Face aux défis qui sont les nôtres : accroissement de la population, changements climatiques, érosion de la biodiversité, nous devons agir. Nous sommes convaincus que l’insecte sera une solution. Aujourd’hui plus de la moitié de la planète en consomme déjà. En Europe, cette évolution prendra surement plus de temps mais nous y arriverons. Les insectes présentent des propriétés intéressantes: ainsi par exemple, des études ont montré que l’insertion dans l’alimentation de protéines de notre scarabée contribuait à réduire le cholestérol de près de 70%. Le secteur de la nutrition sportive est également intéressant : notre insecte étant composé à 72% de protéines, il pourrait être une alternative intéressante. Nous sommes au commencement de cette industrie, nous découvrons tous les jours de nouveaux marchés, de nouvelles utilisations, de nouvelles propriétés. L’Europe et plus particulièrement la France ont une avance considérable dans le secteur. Nous sommes une filière toute jeune, l’IPIFF, association portant filière européenne des producteurs et transformateurs d’insectes contribue à la structuration nécessaire de la filière.
- Vous venez de réaliser une importante levée de fonds de 372 millions de dollars qui amène votre financement à un total de 425 millions de dollars. Vous préparez l’ouverture de la plus grande ferme verticale au monde, et visez bientôt 200 000 tonnes d’ingrédients produits par an. Quels sont vos objectifs de développement pour la suite ? Vers quels nouveaux secteurs et nouveaux marchés comptez-vous vous tourner ?

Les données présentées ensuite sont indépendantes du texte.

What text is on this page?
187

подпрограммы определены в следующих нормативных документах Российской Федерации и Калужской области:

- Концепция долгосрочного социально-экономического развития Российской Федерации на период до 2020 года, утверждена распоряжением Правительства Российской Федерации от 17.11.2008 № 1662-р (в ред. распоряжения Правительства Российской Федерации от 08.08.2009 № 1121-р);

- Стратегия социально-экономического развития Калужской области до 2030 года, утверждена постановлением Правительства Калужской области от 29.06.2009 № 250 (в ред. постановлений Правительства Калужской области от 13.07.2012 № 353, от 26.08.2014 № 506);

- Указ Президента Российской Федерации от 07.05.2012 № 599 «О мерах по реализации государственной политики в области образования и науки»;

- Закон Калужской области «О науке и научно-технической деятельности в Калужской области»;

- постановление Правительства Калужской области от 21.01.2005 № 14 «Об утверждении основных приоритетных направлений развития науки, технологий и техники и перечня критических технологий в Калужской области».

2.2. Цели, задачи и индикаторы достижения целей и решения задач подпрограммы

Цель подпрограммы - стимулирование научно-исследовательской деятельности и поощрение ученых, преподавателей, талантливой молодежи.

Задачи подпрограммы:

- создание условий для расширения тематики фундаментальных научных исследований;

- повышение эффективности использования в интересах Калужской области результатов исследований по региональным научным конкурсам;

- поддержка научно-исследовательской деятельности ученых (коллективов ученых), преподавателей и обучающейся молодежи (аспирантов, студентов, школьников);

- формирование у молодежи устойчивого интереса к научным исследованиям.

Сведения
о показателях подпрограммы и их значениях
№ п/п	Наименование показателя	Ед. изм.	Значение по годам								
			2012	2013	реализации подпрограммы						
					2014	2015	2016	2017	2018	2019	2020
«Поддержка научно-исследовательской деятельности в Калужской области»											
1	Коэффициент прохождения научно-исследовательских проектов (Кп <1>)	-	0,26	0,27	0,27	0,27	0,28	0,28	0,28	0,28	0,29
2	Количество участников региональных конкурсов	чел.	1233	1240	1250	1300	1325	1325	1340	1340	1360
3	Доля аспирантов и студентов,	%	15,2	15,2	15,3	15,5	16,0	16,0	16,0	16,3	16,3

L’international ! Notre modèle n’est pas celui de l’export, nous souhaitons produire localement pour répondre aux besoins locaux. Ainsi, en parallèle de nos développements en France, nous prévoyons d’accélérer notre expansion. Nous annoncerons, courant 2021, l’implantation de la ou des prochaines fermes verticales, notamment Amérique du Nord, où nous commençons à commercialiser dès le premier trimestre 2021 dans le marché du pet food américain. L’alimentation humaine, l’alimentation des volailles et des porcs, des nouvelles gammes pour les animaux de compagnie… Les projets ne manquent pas parce qu’au final, quel que soit son régime alimentaire, Ÿnsect touche tous les consommateurs : du poisson ou de la crevette nourris à l’insecte, jusqu’aux épis de blé ou de la vigne cultivés avec le fertilisant naturel à base d’insectes. Notre entreprise s’inscrit dans une forme d’universalité en permettant à chacun de s’asseoir autour de la table tout en partageant des produits sains, sûrs et durables.
- La production de protéines répond aussi à un besoin de souveraineté et de sécurité alimentaires. Quels atouts la France possède-t-elle dans ce domaine ? Une filière européenne pourrait-elle se constituer ? Quelles cartes y a-t-il à jouer dans l’alimentation mondiale de demain et l’agroalimentaire de l’avenir ?
La Covid19 a démontré, s’il en était besoin, la forte dépendance de la France et de l’Europe sur des sujets essentiels tels que la santé et l’alimentation, et, notre pays est une grande puissance agricole. Préserver et renforcer notre souveraineté alimentaire doit être une priorité. Le Gouvernement l’a rappelé à plusieurs reprises et travaille au sein de l’Europe en mettant en place des plans ambitieux comme par exemple le Green Deal, the Farm to Fork Strategy, le Plan Protéines, nous y contribuons notamment au sein de l’IPIFF.